In this week's Torah portion, Parshat Va'eira, we read about the plagues that were brought upon Pharaoh and how he reacted to them. Each time a plague afflicted him and his Egyptian nation, he called to Moshe to stop the plague and he promised to let the Jewish people go free. However, after the plague stopped, he refused to keep his word. Hail, the seventh plague, was very difficult for him to endure.
The Torah tells us:
"And Pharaoh sent and he called Moshe and Aharon and he said to them, I have sinned this time, the Almighty is the Righteous One and I and my people are wicked. Entreat G-d - there has been an overabundance of G-dly thunder and hail; I shall send you out and you shall not continue to remain." (Parshat Va'eira 9:27,28)
And then, after G-d made the thunder and hail cease, we read:
"Pharaoh saw that the rain, the hail, and the thunder ceased, and he continued to sin; and he made his heart stubborn,...and he did not send out the Children of Israel...." (Parshat Va'eira 9:34,35)
What was Pharaoh's problem? Pharaoh verbally admitted his guilt when he was under the pressure of the plague, but he reverted to his old ways as soon as the pressure was off. The problem was that Pharaoh viewed suffering merely as a punishment for wrongdoing. He admitted that "the Almighty is a righteous judge and the punishment I received is fair because I have done evil." But because he viewed his suffering only as a punishment, he took no lasting lesson from it and did not keep his commitments.
The reality of any suffering inflicted by the Almighty is that there is a strong element of kindness in the suffering. The goal of suffering is to motivate a person to improve his behavior.

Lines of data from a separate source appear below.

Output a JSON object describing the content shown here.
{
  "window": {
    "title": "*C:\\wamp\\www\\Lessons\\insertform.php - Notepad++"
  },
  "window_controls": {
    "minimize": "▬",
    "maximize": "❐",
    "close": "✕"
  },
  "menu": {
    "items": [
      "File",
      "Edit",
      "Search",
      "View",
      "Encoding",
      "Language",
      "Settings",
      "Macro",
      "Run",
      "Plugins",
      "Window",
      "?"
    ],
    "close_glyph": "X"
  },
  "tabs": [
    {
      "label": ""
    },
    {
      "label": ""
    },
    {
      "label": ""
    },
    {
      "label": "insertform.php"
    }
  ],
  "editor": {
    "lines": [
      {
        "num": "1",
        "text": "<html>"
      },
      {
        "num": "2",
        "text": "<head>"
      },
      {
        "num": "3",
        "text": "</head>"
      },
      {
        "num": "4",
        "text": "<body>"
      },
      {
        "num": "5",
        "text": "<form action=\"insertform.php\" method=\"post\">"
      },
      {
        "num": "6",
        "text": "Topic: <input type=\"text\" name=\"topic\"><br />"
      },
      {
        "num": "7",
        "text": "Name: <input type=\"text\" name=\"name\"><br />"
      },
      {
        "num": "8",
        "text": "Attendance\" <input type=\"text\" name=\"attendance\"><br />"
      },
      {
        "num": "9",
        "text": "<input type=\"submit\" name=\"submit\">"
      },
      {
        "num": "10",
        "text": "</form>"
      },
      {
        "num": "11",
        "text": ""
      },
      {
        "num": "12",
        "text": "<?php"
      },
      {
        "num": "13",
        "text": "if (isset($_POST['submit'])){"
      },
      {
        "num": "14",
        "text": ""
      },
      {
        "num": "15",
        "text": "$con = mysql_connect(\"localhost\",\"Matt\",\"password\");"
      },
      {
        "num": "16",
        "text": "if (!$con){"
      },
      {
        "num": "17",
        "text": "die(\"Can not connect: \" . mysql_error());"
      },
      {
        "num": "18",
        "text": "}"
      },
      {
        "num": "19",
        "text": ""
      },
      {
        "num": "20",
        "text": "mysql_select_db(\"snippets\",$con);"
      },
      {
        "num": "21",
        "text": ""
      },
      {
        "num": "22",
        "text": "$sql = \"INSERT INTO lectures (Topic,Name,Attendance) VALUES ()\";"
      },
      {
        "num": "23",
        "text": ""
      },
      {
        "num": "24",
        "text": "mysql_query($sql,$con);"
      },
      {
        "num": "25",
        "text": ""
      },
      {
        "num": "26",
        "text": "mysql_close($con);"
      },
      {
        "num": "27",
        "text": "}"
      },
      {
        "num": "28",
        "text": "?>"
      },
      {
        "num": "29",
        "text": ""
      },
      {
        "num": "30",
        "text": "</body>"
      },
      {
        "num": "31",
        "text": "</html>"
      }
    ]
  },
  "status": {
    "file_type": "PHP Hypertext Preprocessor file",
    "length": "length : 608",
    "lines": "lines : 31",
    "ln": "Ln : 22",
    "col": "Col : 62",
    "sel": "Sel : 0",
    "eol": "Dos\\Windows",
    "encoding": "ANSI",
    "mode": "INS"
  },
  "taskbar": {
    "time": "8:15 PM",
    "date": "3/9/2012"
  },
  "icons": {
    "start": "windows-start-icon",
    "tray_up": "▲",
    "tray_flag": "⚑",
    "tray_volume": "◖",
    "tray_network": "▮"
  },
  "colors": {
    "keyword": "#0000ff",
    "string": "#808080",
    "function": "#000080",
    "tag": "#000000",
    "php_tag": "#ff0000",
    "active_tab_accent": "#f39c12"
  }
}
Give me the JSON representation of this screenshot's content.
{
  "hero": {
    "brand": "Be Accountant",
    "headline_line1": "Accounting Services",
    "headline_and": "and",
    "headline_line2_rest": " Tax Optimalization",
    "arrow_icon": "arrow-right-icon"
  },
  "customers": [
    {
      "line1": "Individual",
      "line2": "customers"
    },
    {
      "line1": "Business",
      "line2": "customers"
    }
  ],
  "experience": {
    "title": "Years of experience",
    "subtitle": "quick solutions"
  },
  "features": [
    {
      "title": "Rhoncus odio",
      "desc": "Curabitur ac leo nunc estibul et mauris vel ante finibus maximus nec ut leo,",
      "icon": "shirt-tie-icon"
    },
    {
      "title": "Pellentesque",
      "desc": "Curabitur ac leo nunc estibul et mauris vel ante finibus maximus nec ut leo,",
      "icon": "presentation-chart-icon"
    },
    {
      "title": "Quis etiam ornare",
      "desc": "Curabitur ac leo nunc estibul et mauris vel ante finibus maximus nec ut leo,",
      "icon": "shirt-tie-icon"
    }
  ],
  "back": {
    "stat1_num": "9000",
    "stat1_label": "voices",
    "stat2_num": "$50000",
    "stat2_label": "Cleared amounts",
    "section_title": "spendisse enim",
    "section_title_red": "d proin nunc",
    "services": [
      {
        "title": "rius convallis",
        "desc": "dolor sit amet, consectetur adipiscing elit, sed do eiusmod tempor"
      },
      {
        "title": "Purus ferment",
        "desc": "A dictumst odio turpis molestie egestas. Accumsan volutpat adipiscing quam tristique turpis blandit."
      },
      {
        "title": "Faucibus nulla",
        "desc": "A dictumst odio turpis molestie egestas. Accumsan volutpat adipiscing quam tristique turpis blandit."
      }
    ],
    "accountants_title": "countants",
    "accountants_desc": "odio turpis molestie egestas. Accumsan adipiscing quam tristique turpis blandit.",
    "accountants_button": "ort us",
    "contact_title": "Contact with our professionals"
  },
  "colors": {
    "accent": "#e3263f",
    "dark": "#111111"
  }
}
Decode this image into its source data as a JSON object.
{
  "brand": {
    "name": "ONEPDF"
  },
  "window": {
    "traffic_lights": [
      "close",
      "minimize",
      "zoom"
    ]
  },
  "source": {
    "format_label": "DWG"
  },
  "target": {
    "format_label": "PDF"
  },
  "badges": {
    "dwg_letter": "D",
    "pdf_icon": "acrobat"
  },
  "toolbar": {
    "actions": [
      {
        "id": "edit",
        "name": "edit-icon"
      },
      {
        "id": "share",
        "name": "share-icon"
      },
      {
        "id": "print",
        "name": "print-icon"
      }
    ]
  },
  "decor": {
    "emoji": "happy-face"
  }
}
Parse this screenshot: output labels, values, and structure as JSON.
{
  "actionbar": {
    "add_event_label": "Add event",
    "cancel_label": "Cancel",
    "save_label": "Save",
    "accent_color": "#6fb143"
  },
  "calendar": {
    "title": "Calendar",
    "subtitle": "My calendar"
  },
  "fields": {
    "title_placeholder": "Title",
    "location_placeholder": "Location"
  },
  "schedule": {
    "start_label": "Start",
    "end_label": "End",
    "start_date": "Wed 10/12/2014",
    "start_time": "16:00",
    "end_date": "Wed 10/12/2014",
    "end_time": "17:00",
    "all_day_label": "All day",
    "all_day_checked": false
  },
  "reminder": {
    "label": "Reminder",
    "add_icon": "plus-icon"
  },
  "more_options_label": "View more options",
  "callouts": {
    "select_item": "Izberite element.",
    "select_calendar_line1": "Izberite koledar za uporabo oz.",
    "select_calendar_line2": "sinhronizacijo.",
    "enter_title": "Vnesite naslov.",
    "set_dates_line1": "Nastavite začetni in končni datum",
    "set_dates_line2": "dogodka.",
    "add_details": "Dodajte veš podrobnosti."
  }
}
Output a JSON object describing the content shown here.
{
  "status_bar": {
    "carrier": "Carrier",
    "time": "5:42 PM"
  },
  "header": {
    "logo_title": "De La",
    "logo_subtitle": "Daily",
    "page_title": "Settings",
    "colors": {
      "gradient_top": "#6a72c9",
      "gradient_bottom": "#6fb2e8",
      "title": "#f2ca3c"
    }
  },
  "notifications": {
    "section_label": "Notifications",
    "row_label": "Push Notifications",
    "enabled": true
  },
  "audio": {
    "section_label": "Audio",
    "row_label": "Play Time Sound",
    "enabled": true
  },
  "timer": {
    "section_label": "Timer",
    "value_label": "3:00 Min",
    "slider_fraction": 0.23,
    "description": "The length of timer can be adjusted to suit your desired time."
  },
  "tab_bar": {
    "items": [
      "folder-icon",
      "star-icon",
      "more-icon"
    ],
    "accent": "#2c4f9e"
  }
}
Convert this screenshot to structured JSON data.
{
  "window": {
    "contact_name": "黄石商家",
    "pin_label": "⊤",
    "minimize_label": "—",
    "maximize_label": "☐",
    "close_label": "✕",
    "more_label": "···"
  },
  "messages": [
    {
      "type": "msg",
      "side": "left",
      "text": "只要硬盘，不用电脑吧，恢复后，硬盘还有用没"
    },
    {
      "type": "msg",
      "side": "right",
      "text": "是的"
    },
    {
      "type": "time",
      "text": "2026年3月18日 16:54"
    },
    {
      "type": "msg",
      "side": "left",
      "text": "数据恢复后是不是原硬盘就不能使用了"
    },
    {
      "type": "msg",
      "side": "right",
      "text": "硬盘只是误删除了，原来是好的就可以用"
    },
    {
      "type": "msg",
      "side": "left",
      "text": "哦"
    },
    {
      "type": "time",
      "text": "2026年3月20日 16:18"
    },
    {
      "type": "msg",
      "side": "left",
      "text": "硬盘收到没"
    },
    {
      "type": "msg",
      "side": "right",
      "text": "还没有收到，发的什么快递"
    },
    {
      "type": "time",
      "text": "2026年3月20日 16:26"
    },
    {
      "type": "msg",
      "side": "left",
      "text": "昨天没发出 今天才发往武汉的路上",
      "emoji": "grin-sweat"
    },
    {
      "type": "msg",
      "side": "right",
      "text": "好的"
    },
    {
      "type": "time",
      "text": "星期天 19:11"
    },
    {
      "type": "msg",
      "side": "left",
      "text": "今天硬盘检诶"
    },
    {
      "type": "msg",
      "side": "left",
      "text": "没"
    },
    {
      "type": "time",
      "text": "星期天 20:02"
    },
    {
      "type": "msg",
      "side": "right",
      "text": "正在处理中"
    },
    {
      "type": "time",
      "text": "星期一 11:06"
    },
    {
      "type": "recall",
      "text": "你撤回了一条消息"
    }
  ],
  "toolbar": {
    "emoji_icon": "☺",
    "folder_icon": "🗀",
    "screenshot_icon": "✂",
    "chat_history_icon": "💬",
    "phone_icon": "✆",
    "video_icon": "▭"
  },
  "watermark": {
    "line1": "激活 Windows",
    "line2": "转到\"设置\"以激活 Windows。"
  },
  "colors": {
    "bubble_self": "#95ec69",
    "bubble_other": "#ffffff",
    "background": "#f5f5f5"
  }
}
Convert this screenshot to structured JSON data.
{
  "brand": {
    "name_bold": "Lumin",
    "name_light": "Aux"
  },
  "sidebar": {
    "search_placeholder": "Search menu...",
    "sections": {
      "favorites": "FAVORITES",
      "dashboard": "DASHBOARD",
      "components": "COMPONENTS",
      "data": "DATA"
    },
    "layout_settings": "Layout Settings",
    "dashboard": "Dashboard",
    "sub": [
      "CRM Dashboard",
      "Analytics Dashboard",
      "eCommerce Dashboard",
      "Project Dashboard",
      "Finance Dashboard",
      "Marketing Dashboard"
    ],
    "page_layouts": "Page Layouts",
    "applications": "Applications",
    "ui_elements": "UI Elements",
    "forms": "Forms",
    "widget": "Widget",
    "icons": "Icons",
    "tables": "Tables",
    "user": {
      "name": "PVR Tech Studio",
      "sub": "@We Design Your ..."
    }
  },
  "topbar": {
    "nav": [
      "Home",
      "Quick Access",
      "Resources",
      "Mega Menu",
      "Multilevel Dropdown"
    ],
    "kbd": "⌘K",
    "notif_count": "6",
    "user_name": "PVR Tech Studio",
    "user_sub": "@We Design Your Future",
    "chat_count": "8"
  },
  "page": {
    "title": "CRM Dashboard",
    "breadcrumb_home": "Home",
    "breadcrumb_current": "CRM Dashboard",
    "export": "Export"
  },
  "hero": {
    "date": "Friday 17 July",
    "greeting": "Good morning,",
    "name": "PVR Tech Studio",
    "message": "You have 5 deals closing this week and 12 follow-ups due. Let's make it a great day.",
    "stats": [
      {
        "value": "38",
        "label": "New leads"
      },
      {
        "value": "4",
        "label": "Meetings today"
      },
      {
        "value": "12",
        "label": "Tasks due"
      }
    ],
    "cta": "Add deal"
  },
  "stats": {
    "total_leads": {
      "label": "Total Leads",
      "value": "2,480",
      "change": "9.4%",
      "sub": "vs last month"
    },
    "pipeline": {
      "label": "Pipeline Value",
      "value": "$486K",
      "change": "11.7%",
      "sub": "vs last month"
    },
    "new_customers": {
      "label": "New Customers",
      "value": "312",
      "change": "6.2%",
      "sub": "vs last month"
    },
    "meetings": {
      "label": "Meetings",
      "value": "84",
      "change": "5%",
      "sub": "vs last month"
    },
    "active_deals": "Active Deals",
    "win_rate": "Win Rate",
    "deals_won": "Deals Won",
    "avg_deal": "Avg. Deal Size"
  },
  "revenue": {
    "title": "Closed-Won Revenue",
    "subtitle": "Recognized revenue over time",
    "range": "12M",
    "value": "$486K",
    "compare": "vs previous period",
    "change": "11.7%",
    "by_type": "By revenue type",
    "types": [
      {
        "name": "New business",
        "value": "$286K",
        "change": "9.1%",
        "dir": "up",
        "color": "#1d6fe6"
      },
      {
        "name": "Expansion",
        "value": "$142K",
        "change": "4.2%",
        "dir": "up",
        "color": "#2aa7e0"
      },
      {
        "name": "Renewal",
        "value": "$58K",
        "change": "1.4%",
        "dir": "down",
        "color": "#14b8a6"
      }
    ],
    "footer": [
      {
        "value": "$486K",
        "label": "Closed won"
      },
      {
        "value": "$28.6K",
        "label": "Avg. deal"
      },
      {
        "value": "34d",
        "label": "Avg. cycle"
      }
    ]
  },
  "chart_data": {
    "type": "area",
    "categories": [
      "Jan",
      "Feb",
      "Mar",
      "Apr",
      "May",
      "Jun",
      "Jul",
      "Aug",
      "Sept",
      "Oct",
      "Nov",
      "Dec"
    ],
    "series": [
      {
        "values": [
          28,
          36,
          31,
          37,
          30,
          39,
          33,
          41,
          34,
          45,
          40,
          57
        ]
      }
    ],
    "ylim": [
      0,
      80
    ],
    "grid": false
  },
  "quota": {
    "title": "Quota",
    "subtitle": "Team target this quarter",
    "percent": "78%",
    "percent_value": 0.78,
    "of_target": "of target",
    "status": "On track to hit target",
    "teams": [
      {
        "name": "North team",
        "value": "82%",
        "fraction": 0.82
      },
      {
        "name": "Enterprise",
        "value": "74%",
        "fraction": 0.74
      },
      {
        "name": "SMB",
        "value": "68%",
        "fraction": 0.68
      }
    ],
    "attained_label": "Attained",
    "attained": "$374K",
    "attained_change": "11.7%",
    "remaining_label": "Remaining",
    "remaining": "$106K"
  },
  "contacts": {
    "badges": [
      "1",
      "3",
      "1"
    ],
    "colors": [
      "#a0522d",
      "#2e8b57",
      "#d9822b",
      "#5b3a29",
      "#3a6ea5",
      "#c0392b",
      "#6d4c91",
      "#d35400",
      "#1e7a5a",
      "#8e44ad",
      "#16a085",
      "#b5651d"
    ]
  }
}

When we view suffering as a means to elevate ourselves, we can find meaning in it. When we find ourselves challenged and suffering, we can make it easier to cope with by asking ourselves how we can use the situation as a tool for self-improvement. And when the suffering is alleviated, hopefully we find ourselves stronger and able to maintain the commitments that we made during that difficult time.